Gay by the Grace of God

Way back in 1997, I wrote an article in response to the rise of so-called “ex-gay ministries” for Whosoever, the online magazine for gay, lesbian, bisexual and transgender Christians I founded just a year earlier. In the article, (please forgive the primitive HTML coding, I was young and inexperienced) I mused that if being gay is a choice and those who choose to renounce their homosexuality are to be known forever after as “ex-gay” then as a lesbian I must be “ex-straight.”

I ran with the idea in the piece and even started a related Web site for other “ex-straights” that has since been lost in the vapors of the Internet.

It seems the idea has been revived.

Revision Studios, famous for the Princess Diana Gay Bible has launched “Leviticus International,” a new website which promises to help unhappy straights become gay. According to film producer Max Mitchell, creator of the site, “Jesus Christ has the power to end heterosexuals’ misery and make them happy well-adjusted gays.”

The site promises to help release people “from the shackles of straight life,” and provides testimonies from those who “Prayed and Got Laid.”

Mary Bermanoff, of Dearborn, another ex-straight, says she’s never been so happy. “I truly am born again. Who knew Jesus could make me a happy lesbian? Twenty years with a man who smelled and never once emptied the recycle bin on the computer was more than I could take. My girlfriend, Janine, actually cooks and brings me coffee in bed. Hallelujah! I no longer have to be drunk to have sex.”
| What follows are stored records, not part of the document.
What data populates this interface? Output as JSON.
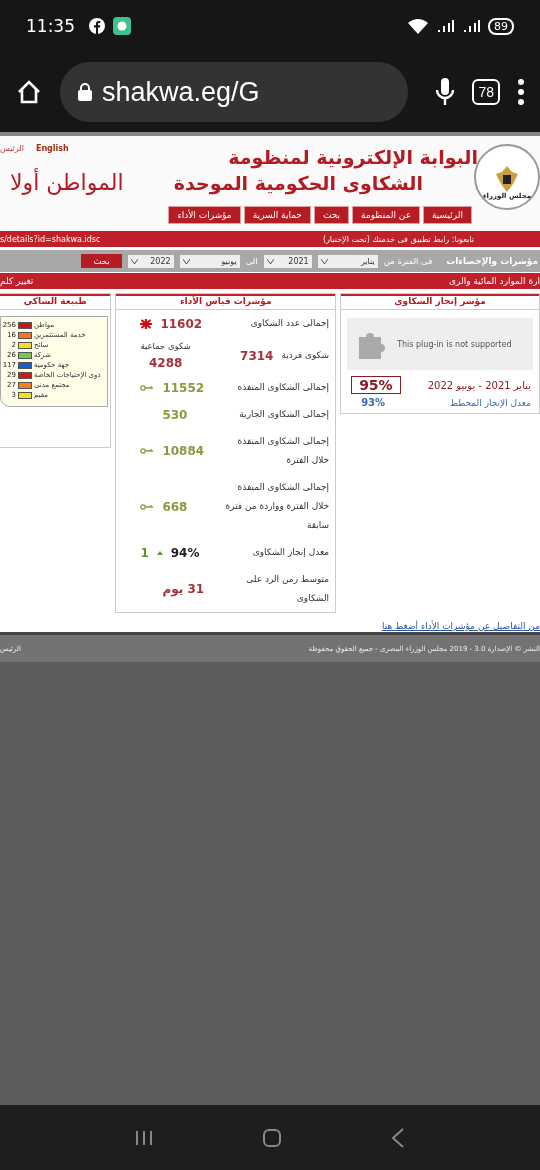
{
  "status_bar": {
    "time": "11:35",
    "battery": "89"
  },
  "browser": {
    "url": "shakwa.eg/G",
    "tab_count": "78"
  },
  "header": {
    "home_link": "الرئيس",
    "language_link": "English",
    "title_lines": [
      "البوابة الإلكترونية لمنظومة",
      "الشكاوى الحكومية الموحدة"
    ],
    "slogan": "المواطن أولا",
    "logo_text": "مجلس الوزراء"
  },
  "nav_tabs": [
    {
      "label": "الرئيسية"
    },
    {
      "label": "عن المنظومة"
    },
    {
      "label": "بحث"
    },
    {
      "label": "حماية السرية"
    },
    {
      "label": "مؤشرات الأداء"
    }
  ],
  "ticker": {
    "text": "تابعونا: رابط تطبيق فى خدمتك (تحت الإختبار)",
    "link": "s/details?id=shakwa.idsc"
  },
  "filter": {
    "title": "مؤشرات والإحصاءات",
    "from_label": "فى الفترة من",
    "from_month": "يناير",
    "from_year": "2021",
    "to_label": "الى",
    "to_month": "يونيو",
    "to_year": "2022",
    "search_button": "بحث"
  },
  "agency_bar": {
    "name": "ارة الموارد المائية والرى",
    "change_link": "تغيير كلم"
  },
  "achievement": {
    "title": "مؤشر إنجاز الشكاوى",
    "plugin_message": "This plug-in is not supported",
    "period": "يناير 2021 - يونيو 2022",
    "rate": "95%",
    "planned_label": "معدل الإنجاز المخطط",
    "planned_rate": "93%"
  },
  "kpis": {
    "title": "مؤشرات قياس الأداء",
    "rows": [
      {
        "kind": "star",
        "label": "إجمالى عدد الشكاوى",
        "value": "11602"
      },
      {
        "kind": "split",
        "label": "شكوى فردية",
        "value": "7314",
        "group_label": "شكوى جماعية",
        "group_value": "4288"
      },
      {
        "kind": "key",
        "label": "إجمالى الشكاوى المنفذه",
        "value": "11552"
      },
      {
        "kind": "plain",
        "label": "إجمالى الشكاوى الجارية",
        "value": "530"
      },
      {
        "kind": "key",
        "label": "إجمالى الشكاوى المنفذة خلال الفترة",
        "value": "10884"
      },
      {
        "kind": "key",
        "label": "إجمالى الشكاوى المنفذة خلال الفترة وواردة من فترة سابقة",
        "value": "668"
      },
      {
        "kind": "rate",
        "label": "معدل إنجاز الشكاوى",
        "value": "94%",
        "change": "1"
      },
      {
        "kind": "days",
        "label": "متوسط زمن الرد على الشكاوى",
        "value": "31 يوم"
      }
    ]
  },
  "complainant_types": {
    "title": "طبيعة الشاكى",
    "items": [
      {
        "label": "مواطن",
        "count": "256",
        "color": "#c8141c"
      },
      {
        "label": "خدمة المستثمرين",
        "count": "16",
        "color": "#f07820"
      },
      {
        "label": "سائح",
        "count": "2",
        "color": "#f0e020"
      },
      {
        "label": "شركة",
        "count": "26",
        "color": "#78c850"
      },
      {
        "label": "جهة حكومية",
        "count": "117",
        "color": "#1860c0"
      },
      {
        "label": "ذوى الإحتياجات الخاصة",
        "count": "29",
        "color": "#d01818"
      },
      {
        "label": "مجتمع مدنى",
        "count": "27",
        "color": "#f08020"
      },
      {
        "label": "مقيم",
        "count": "3",
        "color": "#f0e020"
      }
    ]
  },
  "details_link": "من التفاصيل عن مؤشرات الأداء أضغط هنا",
  "footer": {
    "copyright": "النشر © الإصدارة 3.0 - 2019 مجلس الوزراء المصرى - جميع الحقوق محفوظة",
    "home_link": "الرئيس"
  }
}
Personally, I’m not gung-ho about the project. Being gay isn’t as easy as being straight, so unless the entrance requirements are very stringent, I don’t believe just anyone should be allowed to become “ex-straight.” There should at least be a daunting audition and perhaps even a swimsuit competition before such esteemed status is conferred on potential converts.
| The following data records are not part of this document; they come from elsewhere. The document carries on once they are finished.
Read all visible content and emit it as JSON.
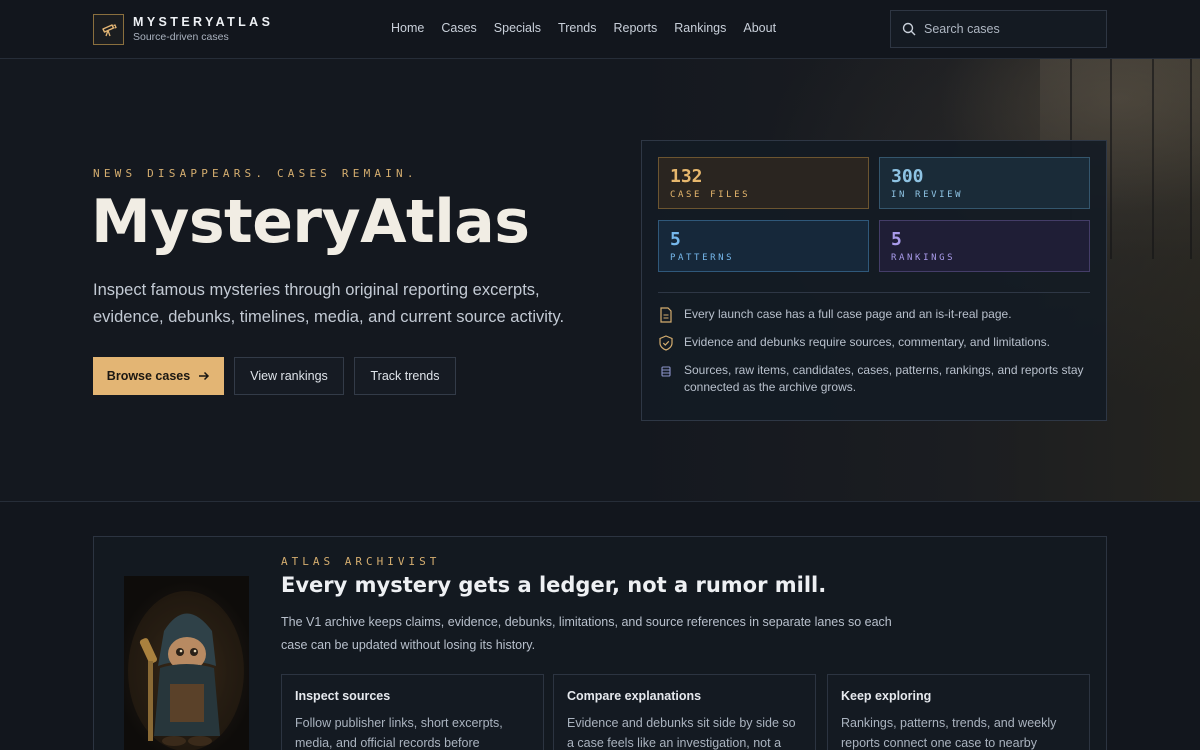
{
  "header": {
    "brand_name": "MYSTERYATLAS",
    "brand_sub": "Source-driven cases",
    "logo_icon": "telescope-icon",
    "nav": [
      "Home",
      "Cases",
      "Specials",
      "Trends",
      "Reports",
      "Rankings",
      "About"
    ],
    "search_placeholder": "Search cases"
  },
  "hero": {
    "kicker": "NEWS DISAPPEARS. CASES REMAIN.",
    "title": "MysteryAtlas",
    "description": "Inspect famous mysteries through original reporting excerpts, evidence, debunks, timelines, media, and current source activity.",
    "buttons": {
      "browse": "Browse cases",
      "rankings": "View rankings",
      "trends": "Track trends"
    }
  },
  "stats": [
    {
      "value": "132",
      "label": "CASE FILES",
      "color": "#e6b76d"
    },
    {
      "value": "300",
      "label": "IN REVIEW",
      "color": "#8ec3e3"
    },
    {
      "value": "5",
      "label": "PATTERNS",
      "color": "#76b8ec"
    },
    {
      "value": "5",
      "label": "RANKINGS",
      "color": "#a99bea"
    }
  ],
  "features": [
    {
      "icon": "document-icon",
      "text": "Every launch case has a full case page and an is-it-real page."
    },
    {
      "icon": "shield-check-icon",
      "text": "Evidence and debunks require sources, commentary, and limitations."
    },
    {
      "icon": "database-icon",
      "text": "Sources, raw items, candidates, cases, patterns, rankings, and reports stay connected as the archive grows."
    }
  ],
  "archivist": {
    "kicker": "ATLAS ARCHIVIST",
    "title": "Every mystery gets a ledger, not a rumor mill.",
    "description": "The V1 archive keeps claims, evidence, debunks, limitations, and source references in separate lanes so each case can be updated without losing its history.",
    "cards": [
      {
        "title": "Inspect sources",
        "text": "Follow publisher links, short excerpts, media, and official records before accepting"
      },
      {
        "title": "Compare explanations",
        "text": "Evidence and debunks sit side by side so a case feels like an investigation, not a single"
      },
      {
        "title": "Keep exploring",
        "text": "Rankings, patterns, trends, and weekly reports connect one case to nearby"
      }
    ]
  },
  "colors": {
    "accent": "#e3b574",
    "background": "#12161d"
  }
}
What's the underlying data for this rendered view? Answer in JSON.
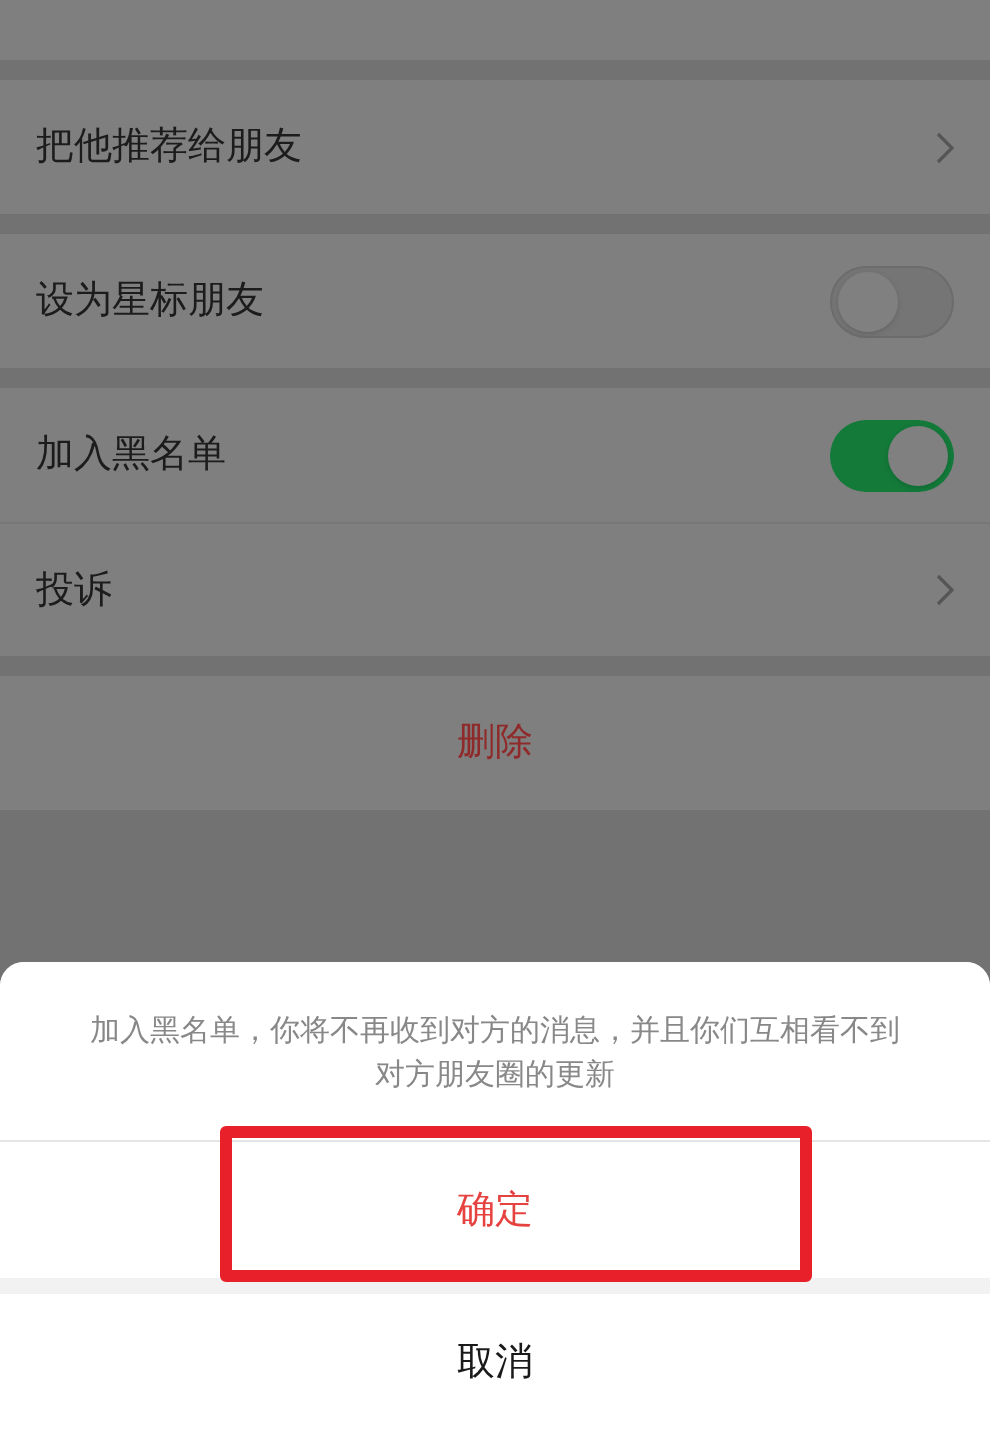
{
  "groups": [
    {
      "rows": [
        {
          "kind": "link",
          "label": "把他推荐给朋友"
        }
      ]
    },
    {
      "rows": [
        {
          "kind": "toggle",
          "label": "设为星标朋友",
          "on": false
        }
      ]
    },
    {
      "rows": [
        {
          "kind": "toggle",
          "label": "加入黑名单",
          "on": true
        },
        {
          "kind": "link",
          "label": "投诉"
        }
      ]
    },
    {
      "rows": [
        {
          "kind": "danger",
          "label": "删除"
        }
      ]
    }
  ],
  "action_sheet": {
    "message": "加入黑名单，你将不再收到对方的消息，并且你们互相看不到对方朋友圈的更新",
    "actions": [
      {
        "kind": "confirm",
        "label": "确定",
        "annotated": true
      },
      {
        "kind": "cancel",
        "label": "取消",
        "annotated": false
      }
    ]
  }
}
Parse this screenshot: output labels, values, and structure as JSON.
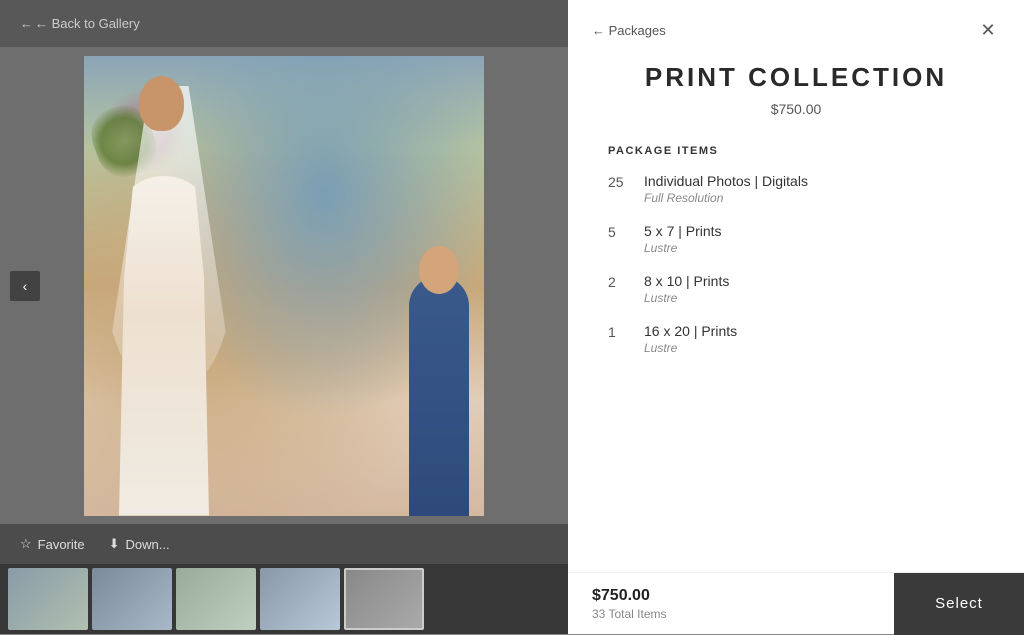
{
  "gallery": {
    "back_label": "← Back to Gallery",
    "left_arrow": "‹",
    "favorite_label": "Favorite",
    "download_label": "Down...",
    "thumbnails": [
      {
        "id": 1,
        "class": "thumb-1"
      },
      {
        "id": 2,
        "class": "thumb-2"
      },
      {
        "id": 3,
        "class": "thumb-3"
      },
      {
        "id": 4,
        "class": "thumb-4"
      },
      {
        "id": 5,
        "class": "thumb-5"
      }
    ]
  },
  "panel": {
    "back_label": "← Packages",
    "close_icon": "✕",
    "title": "PRINT COLLECTION",
    "price": "$750.00",
    "section_label": "PACKAGE ITEMS",
    "items": [
      {
        "qty": "25",
        "name": "Individual Photos | Digitals",
        "sub": "Full Resolution"
      },
      {
        "qty": "5",
        "name": "5 x 7 | Prints",
        "sub": "Lustre"
      },
      {
        "qty": "2",
        "name": "8 x 10 | Prints",
        "sub": "Lustre"
      },
      {
        "qty": "1",
        "name": "16 x 20 | Prints",
        "sub": "Lustre"
      }
    ],
    "footer": {
      "price": "$750.00",
      "total_items": "33 Total Items",
      "select_label": "Select"
    }
  }
}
On a serious note, Mitchell, in the organization’s press release, reveals the underlying anger that motivated the founding of Leviticus International.

Mitchell claims, “There are scholars who say that Jesus was gay. But gays are the only group left in America that it’s still okay to hate. Even President-elect Obama is a homophobe who thinks gays and lesbians don’t deserve the same rights as straights. Gays helped get Obama elected but he still hates them along with Rick Warren.”

While it’s funny to talk about plucking people from “Hetero Hell” and sending them instead to “Homo Heaven” – even tongue-in-cheek parodies of the harmful ex-gay industry only serve to widen the divide between straights and gays, and continue the myth that gays and lesbians have somehow “chosen” this “lifestyle”.

As I concluded in my 12-year-old essay, if we feel the need to label each other, Jesus gives us a perfectly adequate one.

Ultimately the distinction between gay and ex-gay is unimportant. To God there is no gay, there is no ex-gay. Paul assures us that in Christ there are no distinctions, no Greek or Jew, no male or female, no slave or master. Indeed, we are all one in Christ Jesus. Instead, we are called to love neighbor as self, rising above the distinctions. Soren Kierkegaard gives a wonderful example in “Works of Love.”

“Distinction is temporality’s confusing element which marks every man as different, but neighbor is eternity’s mark— on every man. Take many sheets of paper and write something different one each one— then they do not resemble each other. But then take again every single sheet; do not let yourself be confused by the differentiating inscriptions; hold each one up to the light and you see the same watermark on them all. Thus is neighbor the common mark, but you see it only by help of the light of the eternal when it shines through distinction.”

We are all God’s children, all neighbors in Christ. If we still feel the need to label others then let “neighbor” be the only label we use. Loving neighbor is difficult, especially when distinctions are so sharply drawn between “gay” and “ex-gay.” But with the “light of the eternal” to guide us, may we all strive to see the watermark of God in everyone.